This is a bleak picture of our possible future wherein the bonds of love between a father and son still remain. Listening to this book, I often thought of The Gunslinger by Stephen King. There is that same relentlessness of pushing on into a desperate future; pushing on down the road, or the path of a beam, that leads to a kind of end for one and a new beginning for the other.
I found the narration by Tom Stechschulte to be excellent and am looking forward to listening to the other unabridged recordings of McCarthy's works from audible.
This was a difficult book to listen to. It was just so bleak, which of course was the point. I find the images in this book haunting me even now, a year after listening to it. When I think back, it was an amazing book to have affected me so profoundly without even having realized it at the time.
The Man's plight tears at you heart with relentless and pitiless ferocity. You are given nothing on which to base any hope of normal, human contact. The social contract is in tatters and has blown away on the ash laden winds that howl over a barren and blasted Earth. Read this and pray to any and all gods that you die before you have to endure what the Man endures for the Boy.
This was a very well written book. That's why I gave it a high score. The story doesn't really go anywhere and the few moments of excitement are few and far between. It's shortish length turns out to be a blessing as I don't think there would be much more tale to tell beyond what is already here.

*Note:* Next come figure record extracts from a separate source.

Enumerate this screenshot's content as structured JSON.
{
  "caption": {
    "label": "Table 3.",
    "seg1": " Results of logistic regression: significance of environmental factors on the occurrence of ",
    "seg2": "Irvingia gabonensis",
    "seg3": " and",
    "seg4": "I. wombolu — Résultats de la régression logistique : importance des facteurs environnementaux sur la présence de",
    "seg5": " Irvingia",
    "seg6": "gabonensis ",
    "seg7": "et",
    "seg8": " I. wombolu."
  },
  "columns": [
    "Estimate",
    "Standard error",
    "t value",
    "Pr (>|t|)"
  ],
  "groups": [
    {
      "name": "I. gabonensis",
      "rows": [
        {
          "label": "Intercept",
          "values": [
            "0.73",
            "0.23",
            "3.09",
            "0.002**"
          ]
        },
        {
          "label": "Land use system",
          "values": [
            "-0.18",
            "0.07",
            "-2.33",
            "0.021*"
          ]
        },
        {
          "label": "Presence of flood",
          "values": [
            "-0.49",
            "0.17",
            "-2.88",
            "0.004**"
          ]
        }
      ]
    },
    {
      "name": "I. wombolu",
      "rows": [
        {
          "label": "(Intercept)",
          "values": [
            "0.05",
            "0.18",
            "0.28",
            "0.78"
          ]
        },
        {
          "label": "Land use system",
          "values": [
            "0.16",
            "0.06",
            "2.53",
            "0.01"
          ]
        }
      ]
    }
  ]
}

A father struggles to keep his son from falling prey to the cannibalistic horrors of a post-apocalyptic world while trying to teach compassion and humanity to one-another. Sad, Gruesome, with a sprinkle of hope.
This book has an interesting premise but is somewhat morose. The book is a liitle slow in places. I listened until the end because I was waiting for some type of redemption. The charactor development was intriging but missed something. Enjoyable but far from a must listen.
I loved the audio version of "No Country for Old Men", but this book, though very dark, was a wonderful piece of art. Much more intense in human emotions and relationships than "No Country". I think the boiled down version of the earth gives way to the human soul. Also, to be able to feel the unspoken thoughts of the two, and their situation gives much credit to the author. You find yourself wanting so much for them.
I really wanted to get into this book, but just couldn't. The rhythm was just off for me. I just could not develop any interest or empathy for the protagonists. I ended up giving up 1/3 the way. Maybe it was about to get better? I just couldn't stand it anymore.
A friend asked me to describe this book, and I had a hard time doing so, honestly. Ultimately what I said was this, and I think it fits darn well, quite frankly:
"You know when you're sitting at home, minding your own business, and all of a sudden, you see a large spider out of the corner of your eye? You get up and launch a book at it, killing it. And five minutes later, when you've resumed minding your own business, you can't help but glance back over into that exact same spot every 90 seconds for the remainder of the night - as if that spider is going to come back for revenge, or it's buddies are going to come looking for him and stage an assault. Well - the entire book feels like THAT."
I hope that makes sense. I promise - it will after you read The Road.